Workers at Macy’s store in Massachusetts can unionize
New York – The National Labor Relations Board has issued a ruling that workers in the cosmetics and fragrances department in a Macy’s store located in Saugus, Massachusetts, have the right to attempt to unionize. The 3-1 ruling sided with the United Food and Commercial Workers union and said the 41 Macy’s employees form a community of interest.
The Retail Litigation Center (RLC) issued the following statement in response to the decision.

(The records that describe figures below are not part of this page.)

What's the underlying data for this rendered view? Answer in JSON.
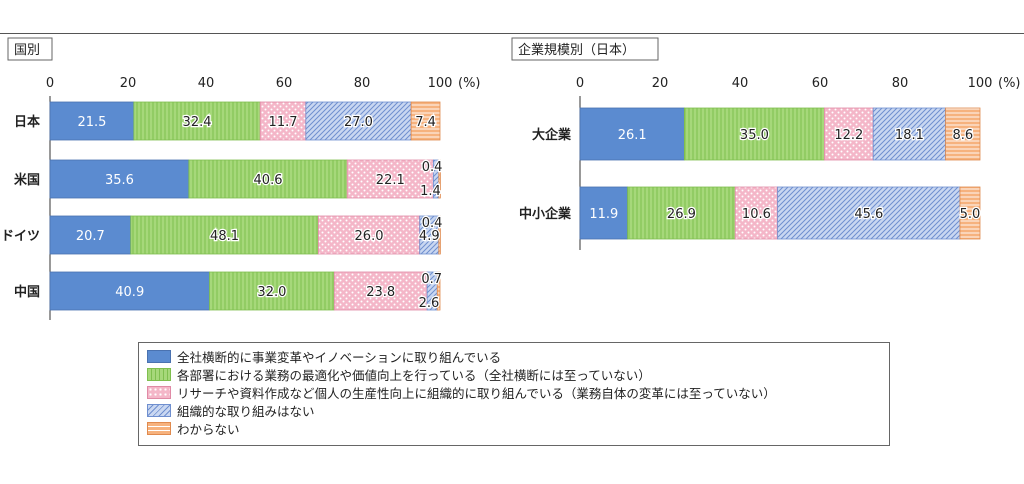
{
  "chart_data": [
    {
      "type": "bar",
      "stacked": true,
      "orientation": "horizontal",
      "title": "国別",
      "categories": [
        "日本",
        "米国",
        "ドイツ",
        "中国"
      ],
      "axis": {
        "ticks": [
          "0",
          "20",
          "40",
          "60",
          "80",
          "100"
        ],
        "unit": "(%)",
        "xlim": [
          0,
          100
        ]
      },
      "series": [
        {
          "name": "全社横断的に事業変革やイノベーションに取り組んでいる",
          "values": [
            21.5,
            35.6,
            20.7,
            40.9
          ]
        },
        {
          "name": "各部署における業務の最適化や価値向上を行っている（全社横断には至っていない）",
          "values": [
            32.4,
            40.6,
            48.1,
            32.0
          ]
        },
        {
          "name": "リサーチや資料作成など個人の生産性向上に組織的に取り組んでいる（業務自体の変革には至っていない）",
          "values": [
            11.7,
            22.1,
            26.0,
            23.8
          ]
        },
        {
          "name": "組織的な取り組みはない",
          "values": [
            27.0,
            1.4,
            4.9,
            2.6
          ]
        },
        {
          "name": "わからない",
          "values": [
            7.4,
            0.4,
            0.4,
            0.7
          ]
        }
      ],
      "value_labels": [
        [
          "21.5",
          "32.4",
          "11.7",
          "27.0",
          "7.4"
        ],
        [
          "35.6",
          "40.6",
          "22.1",
          "1.4",
          "0.4"
        ],
        [
          "20.7",
          "48.1",
          "26.0",
          "4.9",
          "0.4"
        ],
        [
          "40.9",
          "32.0",
          "23.8",
          "2.6",
          "0.7"
        ]
      ]
    },
    {
      "type": "bar",
      "stacked": true,
      "orientation": "horizontal",
      "title": "企業規模別（日本）",
      "categories": [
        "大企業",
        "中小企業"
      ],
      "axis": {
        "ticks": [
          "0",
          "20",
          "40",
          "60",
          "80",
          "100"
        ],
        "unit": "(%)",
        "xlim": [
          0,
          100
        ]
      },
      "series": [
        {
          "name": "全社横断的に事業変革やイノベーションに取り組んでいる",
          "values": [
            26.1,
            11.9
          ]
        },
        {
          "name": "各部署における業務の最適化や価値向上を行っている（全社横断には至っていない）",
          "values": [
            35.0,
            26.9
          ]
        },
        {
          "name": "リサーチや資料作成など個人の生産性向上に組織的に取り組んでいる（業務自体の変革には至っていない）",
          "values": [
            12.2,
            10.6
          ]
        },
        {
          "name": "組織的な取り組みはない",
          "values": [
            18.1,
            45.6
          ]
        },
        {
          "name": "わからない",
          "values": [
            8.6,
            5.0
          ]
        }
      ],
      "value_labels": [
        [
          "26.1",
          "35.0",
          "12.2",
          "18.1",
          "8.6"
        ],
        [
          "11.9",
          "26.9",
          "10.6",
          "45.6",
          "5.0"
        ]
      ]
    }
  ],
  "legend": [
    {
      "label": "全社横断的に事業変革やイノベーションに取り組んでいる",
      "color": "#5b8bd0",
      "pattern": "solid"
    },
    {
      "label": "各部署における業務の最適化や価値向上を行っている（全社横断には至っていない）",
      "color": "#a6d87a",
      "pattern": "vertical-lines"
    },
    {
      "label": "リサーチや資料作成など個人の生産性向上に組織的に取り組んでいる（業務自体の変革には至っていない）",
      "color": "#f4b6c8",
      "pattern": "dots"
    },
    {
      "label": "組織的な取り組みはない",
      "color": "#b3c6ea",
      "pattern": "diagonal-lines"
    },
    {
      "label": "わからない",
      "color": "#f6b27e",
      "pattern": "horizontal-lines"
    }
  ]
}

“The decision from the NLRB abandons longstanding legal precedent for retail store bargaining unit determinations in favor of an illogical and circular analysis intended to tilt the balance at the expense of the overall harmony and unity of a retail store’s full employee complement,” said RLC president Deborah White. “Nothing in this case justified a departure from a half-century’s worth of precedent that consistently recognized a presumption in the retail context in favor of the whole-store unit. These labor practices are fundamentally at odds with the needs of the retail industry and the expectations of American consumers.”
The National Retail Federation, which filed an amicus brief in the Macy's case, said the ruling was improper and accused the board of overstepping its bounds to advocate for unions.
"Recognizing individual groups of employees that work in the same store as unique bargaining units is nonsensical and impractical," said David French, senior VP of government relations, NRF, in a statement to the Wall Street Journal.